De Orde van Advocaten van de stad Buenos Aires, onder leiding van Alberto Garay, heeft zich op haar beurt 'meer dan eens op gefundeerde wijze uitgesproken tegen de benoeming van Lijo. Hetzelfde werd gedaan door talrijke instanties die bij de wet betrokken waren, in sommige gevallen een verbazingwekkende samenloop van omstandigheden, gezien de ideologische diversiteit van de uitdagers."
“De overweldigende afwijzing van Lijo kent geen precedent. Zijn beruchte gebrek aan kwalificaties voor zo'n hoog ambt, zowel technisch als moreel, werd in de loop van het jaar duidelijk. "De uitvoerende macht heeft echter op ongerechtvaardigde wijze een doof oor gehad voor alle observaties", voegde hij toe in een verklaring.
Het college zei vervolgens dat ‘de benoeming door een commissie daarentegen bijzonder verwerpelijk is, aangezien de Senaat die nominatie een paar dagen geleden vrijwel heeft afgewezen. Met inbegrip van de behandeling van Lijo's petitie in de buitengewone zitting en het bijeenroepen van de plenaire vergadering van het orgaan, moest de zitting worden opgeheven toen werd geconstateerd dat de door de Grondwet vereiste meerderheid niet zou worden bereikt.
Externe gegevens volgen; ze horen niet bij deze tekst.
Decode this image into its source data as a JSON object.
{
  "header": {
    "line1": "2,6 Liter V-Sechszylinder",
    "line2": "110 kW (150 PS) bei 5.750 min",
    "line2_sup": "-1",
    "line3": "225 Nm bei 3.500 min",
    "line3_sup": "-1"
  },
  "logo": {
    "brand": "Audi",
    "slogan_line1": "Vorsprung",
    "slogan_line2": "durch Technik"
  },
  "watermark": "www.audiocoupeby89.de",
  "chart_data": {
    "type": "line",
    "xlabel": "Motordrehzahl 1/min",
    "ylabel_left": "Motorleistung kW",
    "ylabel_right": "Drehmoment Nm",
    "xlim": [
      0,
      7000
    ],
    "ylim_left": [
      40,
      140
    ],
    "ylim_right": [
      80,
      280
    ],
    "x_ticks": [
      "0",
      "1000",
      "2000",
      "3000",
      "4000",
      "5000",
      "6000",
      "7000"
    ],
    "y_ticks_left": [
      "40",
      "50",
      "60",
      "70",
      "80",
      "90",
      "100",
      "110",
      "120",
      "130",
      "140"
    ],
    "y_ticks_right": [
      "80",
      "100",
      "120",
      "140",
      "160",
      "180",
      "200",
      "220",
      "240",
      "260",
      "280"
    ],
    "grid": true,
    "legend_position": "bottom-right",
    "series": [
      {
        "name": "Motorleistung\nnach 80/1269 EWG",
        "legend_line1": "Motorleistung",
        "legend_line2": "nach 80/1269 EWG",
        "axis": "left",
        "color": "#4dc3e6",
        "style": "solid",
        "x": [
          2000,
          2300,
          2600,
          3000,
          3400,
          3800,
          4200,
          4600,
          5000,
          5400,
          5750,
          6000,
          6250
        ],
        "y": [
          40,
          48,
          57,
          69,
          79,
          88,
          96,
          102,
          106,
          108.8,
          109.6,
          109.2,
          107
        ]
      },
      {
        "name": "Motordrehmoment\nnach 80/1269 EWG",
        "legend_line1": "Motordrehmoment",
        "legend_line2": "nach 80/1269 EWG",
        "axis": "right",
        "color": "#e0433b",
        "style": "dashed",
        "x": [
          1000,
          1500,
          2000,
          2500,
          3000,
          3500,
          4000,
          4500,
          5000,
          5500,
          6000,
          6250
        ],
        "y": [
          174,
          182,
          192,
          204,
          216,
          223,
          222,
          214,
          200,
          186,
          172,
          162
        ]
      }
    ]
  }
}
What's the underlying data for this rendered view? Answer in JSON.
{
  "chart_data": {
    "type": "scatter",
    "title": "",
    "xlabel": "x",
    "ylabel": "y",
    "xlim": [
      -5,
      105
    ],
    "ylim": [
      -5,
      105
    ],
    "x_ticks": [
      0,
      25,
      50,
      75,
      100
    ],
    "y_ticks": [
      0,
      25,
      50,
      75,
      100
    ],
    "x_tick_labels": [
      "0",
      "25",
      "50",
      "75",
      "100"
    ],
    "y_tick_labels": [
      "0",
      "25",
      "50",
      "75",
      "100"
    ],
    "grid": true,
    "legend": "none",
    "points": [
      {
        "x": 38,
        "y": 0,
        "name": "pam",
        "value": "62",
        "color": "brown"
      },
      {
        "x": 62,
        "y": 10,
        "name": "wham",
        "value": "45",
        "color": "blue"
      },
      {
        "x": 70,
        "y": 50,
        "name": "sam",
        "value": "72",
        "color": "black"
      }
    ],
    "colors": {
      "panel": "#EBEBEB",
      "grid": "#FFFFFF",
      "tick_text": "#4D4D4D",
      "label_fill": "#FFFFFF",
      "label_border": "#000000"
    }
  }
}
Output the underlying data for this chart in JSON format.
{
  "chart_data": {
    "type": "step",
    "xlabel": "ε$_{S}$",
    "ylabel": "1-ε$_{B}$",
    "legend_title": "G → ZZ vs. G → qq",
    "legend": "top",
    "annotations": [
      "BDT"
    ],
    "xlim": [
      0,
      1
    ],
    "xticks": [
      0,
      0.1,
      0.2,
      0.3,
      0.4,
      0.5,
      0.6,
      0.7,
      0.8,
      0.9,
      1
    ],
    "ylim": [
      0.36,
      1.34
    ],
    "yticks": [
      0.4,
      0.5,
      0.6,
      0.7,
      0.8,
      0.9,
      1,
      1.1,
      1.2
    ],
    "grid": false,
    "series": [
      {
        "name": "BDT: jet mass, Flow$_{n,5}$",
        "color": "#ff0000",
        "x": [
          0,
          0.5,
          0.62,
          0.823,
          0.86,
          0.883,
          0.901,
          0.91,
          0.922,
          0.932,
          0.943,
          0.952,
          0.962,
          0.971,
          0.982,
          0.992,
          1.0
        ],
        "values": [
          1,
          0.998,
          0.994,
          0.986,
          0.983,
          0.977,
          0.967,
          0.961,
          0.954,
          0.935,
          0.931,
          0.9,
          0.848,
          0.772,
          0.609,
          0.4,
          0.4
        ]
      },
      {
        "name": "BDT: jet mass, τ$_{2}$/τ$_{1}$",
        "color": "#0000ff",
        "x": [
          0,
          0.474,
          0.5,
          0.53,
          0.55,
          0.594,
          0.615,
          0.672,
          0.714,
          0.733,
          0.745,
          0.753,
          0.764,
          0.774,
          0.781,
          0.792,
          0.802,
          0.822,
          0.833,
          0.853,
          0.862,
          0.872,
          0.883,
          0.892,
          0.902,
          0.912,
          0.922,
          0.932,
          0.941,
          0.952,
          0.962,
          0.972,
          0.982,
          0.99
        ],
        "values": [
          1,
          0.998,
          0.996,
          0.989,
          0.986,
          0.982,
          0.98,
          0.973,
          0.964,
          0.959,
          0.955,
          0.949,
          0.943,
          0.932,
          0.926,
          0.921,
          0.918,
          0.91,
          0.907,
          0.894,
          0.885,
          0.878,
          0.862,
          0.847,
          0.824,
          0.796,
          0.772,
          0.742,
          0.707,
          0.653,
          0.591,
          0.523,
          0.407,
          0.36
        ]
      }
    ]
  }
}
ACIJ waarschuwde op haar beurt dat “het besluit van de uitvoerende macht om twee mannen te benoemen tot het Hooggerechtshof van de natie bij decreet, zonder de instemming van de Senaat en via benoemingen op commissiebasis, een onterechte voorsprong van de president op de wetgevende macht vormt, een ernstige aanval op de onafhankelijkheid van de rechterlijke macht en een duidelijke schending van de plicht om gendergelijkheid in het hooggerechtshof te garanderen, wat ernstige gevolgen heeft voor de legitimiteit en institutionele kwaliteit ervan.”
Ondertussen zei Amnesty International dat “het besluit van de uitvoerende macht om twee mannen te benoemen tot het Hooggerechtshof van de natie bij decreet, zonder de instemming van de Senaat en via benoemingen op commissiebasis, een onterechte voorsprong van de president op de wetgevende macht vormt, een ernstige aanval op de onafhankelijkheid van de rechterlijke macht en een duidelijke schending van de plicht om gendergelijkheid in het hooggerechtshof te garanderen, wat ernstige gevolgen heeft voor de legitimiteit en institutionele kwaliteit ervan.”